Let us remember that the original euthanasia program was sold to us as an imperative response to a hypothetical terminally ill patient in unbearable and untreatable pain. Let us recall how that extreme, no, that virtually mythical case, was leveraged into all of the totally unrelated deaths that we now apprehend. Once again, a similar strategy is at work. This time, the absolute need for all doctors to promote euthanasia (all the time and to all of their most vulnerable patients), is presented as a required response to the hypothetical possibility of even one patient, desirous to die, but who is frustrated in her wish.

We are asked to believe that any real burden whatsoever, financial, professional, or moral, can be justified in the interest of allowing that one sacred voluntary death. It is a sort of grotesque inversion of the proposition that “no price is too high” provided that “only one child be saved…”. Which becomes in this case: “if only one person might die…”.

Other jurisdictions, no less respectable than Ontario have taken an opposite stance, and there is no evidence that anybody has suffered or will suffer.

Manitoba is in the process of explicitly recognizing the right of non-participation and non-referral of all health professionals and others working in health care. Major hospitals in Winnipeg have announced their refusal to euthanize patients.
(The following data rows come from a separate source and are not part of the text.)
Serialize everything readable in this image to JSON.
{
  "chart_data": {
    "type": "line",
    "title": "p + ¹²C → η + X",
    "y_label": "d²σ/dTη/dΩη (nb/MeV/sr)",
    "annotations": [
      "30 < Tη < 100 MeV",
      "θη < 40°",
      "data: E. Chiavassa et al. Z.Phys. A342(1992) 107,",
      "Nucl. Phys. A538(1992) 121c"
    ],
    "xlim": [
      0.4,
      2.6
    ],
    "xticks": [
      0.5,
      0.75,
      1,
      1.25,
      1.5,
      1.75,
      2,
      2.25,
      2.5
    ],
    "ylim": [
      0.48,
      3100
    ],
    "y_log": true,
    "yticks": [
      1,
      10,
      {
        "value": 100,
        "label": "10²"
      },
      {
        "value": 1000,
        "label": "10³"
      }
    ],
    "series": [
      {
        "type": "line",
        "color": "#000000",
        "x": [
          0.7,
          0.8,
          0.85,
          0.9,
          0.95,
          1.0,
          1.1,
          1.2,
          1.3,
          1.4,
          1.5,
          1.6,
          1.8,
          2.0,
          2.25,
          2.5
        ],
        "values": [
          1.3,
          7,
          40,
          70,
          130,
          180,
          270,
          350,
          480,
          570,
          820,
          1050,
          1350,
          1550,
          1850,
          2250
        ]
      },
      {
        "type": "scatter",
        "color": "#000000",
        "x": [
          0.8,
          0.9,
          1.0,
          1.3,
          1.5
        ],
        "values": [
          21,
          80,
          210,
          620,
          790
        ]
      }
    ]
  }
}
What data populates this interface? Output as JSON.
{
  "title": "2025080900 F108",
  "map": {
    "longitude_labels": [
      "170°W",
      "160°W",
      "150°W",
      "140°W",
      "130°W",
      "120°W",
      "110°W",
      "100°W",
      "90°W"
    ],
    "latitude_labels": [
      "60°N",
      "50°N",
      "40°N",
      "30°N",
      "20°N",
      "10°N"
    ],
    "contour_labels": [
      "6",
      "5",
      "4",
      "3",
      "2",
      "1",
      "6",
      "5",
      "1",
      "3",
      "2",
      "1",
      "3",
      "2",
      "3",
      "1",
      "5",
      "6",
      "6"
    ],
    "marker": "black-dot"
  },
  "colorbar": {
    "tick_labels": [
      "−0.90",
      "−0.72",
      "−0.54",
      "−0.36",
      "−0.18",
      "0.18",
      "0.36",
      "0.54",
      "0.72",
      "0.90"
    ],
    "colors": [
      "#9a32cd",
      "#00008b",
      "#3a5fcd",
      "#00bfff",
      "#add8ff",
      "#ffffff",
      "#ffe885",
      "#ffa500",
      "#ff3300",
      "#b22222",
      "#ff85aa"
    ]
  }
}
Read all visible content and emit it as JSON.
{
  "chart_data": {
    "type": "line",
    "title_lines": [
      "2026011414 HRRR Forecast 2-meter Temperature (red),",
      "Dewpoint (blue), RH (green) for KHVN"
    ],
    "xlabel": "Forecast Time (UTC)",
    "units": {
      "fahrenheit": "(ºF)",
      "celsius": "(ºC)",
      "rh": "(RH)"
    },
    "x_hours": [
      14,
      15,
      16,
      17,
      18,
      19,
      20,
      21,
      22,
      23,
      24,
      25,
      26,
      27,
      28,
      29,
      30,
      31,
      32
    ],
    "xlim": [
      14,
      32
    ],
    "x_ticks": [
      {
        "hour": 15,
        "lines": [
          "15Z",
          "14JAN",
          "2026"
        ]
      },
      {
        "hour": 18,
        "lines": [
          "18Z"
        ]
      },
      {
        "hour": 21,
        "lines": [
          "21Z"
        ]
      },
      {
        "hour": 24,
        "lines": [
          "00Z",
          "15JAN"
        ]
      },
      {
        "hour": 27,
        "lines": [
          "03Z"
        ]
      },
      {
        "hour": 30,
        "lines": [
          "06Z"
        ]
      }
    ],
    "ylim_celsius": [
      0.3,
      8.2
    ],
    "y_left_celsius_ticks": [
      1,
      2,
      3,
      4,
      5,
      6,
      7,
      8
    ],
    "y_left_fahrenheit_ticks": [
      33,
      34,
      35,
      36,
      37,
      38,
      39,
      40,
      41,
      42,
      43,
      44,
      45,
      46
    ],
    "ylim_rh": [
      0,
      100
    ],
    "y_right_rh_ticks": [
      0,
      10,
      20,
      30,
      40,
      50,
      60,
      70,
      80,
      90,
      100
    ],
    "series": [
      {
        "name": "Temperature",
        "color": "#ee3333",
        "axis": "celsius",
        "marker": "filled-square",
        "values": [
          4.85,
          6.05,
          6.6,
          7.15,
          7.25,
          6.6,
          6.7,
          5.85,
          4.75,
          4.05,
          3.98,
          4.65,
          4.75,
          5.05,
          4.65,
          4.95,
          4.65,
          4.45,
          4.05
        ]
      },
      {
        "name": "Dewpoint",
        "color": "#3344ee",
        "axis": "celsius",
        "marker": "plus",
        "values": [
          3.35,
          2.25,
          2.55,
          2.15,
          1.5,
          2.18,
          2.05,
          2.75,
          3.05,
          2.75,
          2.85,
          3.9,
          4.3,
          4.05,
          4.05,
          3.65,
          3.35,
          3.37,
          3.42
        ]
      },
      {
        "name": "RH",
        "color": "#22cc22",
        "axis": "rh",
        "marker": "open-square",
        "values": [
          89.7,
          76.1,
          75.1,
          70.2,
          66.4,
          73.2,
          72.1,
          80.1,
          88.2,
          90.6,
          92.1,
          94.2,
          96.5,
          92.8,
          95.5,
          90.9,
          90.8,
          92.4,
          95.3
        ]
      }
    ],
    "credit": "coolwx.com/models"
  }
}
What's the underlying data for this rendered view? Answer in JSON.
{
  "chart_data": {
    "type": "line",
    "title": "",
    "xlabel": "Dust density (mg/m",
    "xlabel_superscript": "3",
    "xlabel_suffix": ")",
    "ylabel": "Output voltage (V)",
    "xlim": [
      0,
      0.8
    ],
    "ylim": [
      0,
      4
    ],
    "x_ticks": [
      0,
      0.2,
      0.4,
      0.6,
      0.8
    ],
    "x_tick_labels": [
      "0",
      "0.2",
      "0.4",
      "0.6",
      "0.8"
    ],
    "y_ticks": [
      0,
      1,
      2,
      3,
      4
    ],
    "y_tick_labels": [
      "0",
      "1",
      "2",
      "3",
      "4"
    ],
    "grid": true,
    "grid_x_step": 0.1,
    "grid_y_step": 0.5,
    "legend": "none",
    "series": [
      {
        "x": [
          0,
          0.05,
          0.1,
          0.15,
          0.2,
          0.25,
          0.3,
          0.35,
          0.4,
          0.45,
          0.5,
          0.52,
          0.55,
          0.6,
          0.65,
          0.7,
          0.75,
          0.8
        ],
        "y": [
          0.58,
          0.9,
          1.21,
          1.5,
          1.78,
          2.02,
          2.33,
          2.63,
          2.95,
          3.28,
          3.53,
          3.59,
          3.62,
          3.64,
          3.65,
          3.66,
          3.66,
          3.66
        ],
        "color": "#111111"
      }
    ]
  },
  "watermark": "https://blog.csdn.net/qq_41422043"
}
In the State of Vermont a judicial battle over similar issues has resulted in an unambiguous victory for doctors’ rights.

And in Ontario, a group of dedicated and courageous doctors launched a court challenge in defense of doctors’ conscience, which was heard June 13-15, 2017.

That judgement will be rendered later this year. Let’s hope our courts get it right this time! But regardless of that outcome, regardless of the timeframe, and regardless of expense; regardless of the legislative efforts that may ultimately be required: This authoritarian policy of the College of Physicians and Surgeons of Ontario is neither necessary nor justified. It is not desirable. It is not even reasonably defensible. It is extreme. And it is irrational. Above all, it is profoundly harmful to individual doctors and patients and to the whole medical profession. It constitutes both an injustice and an embarrassment which cannot be allowed to stand.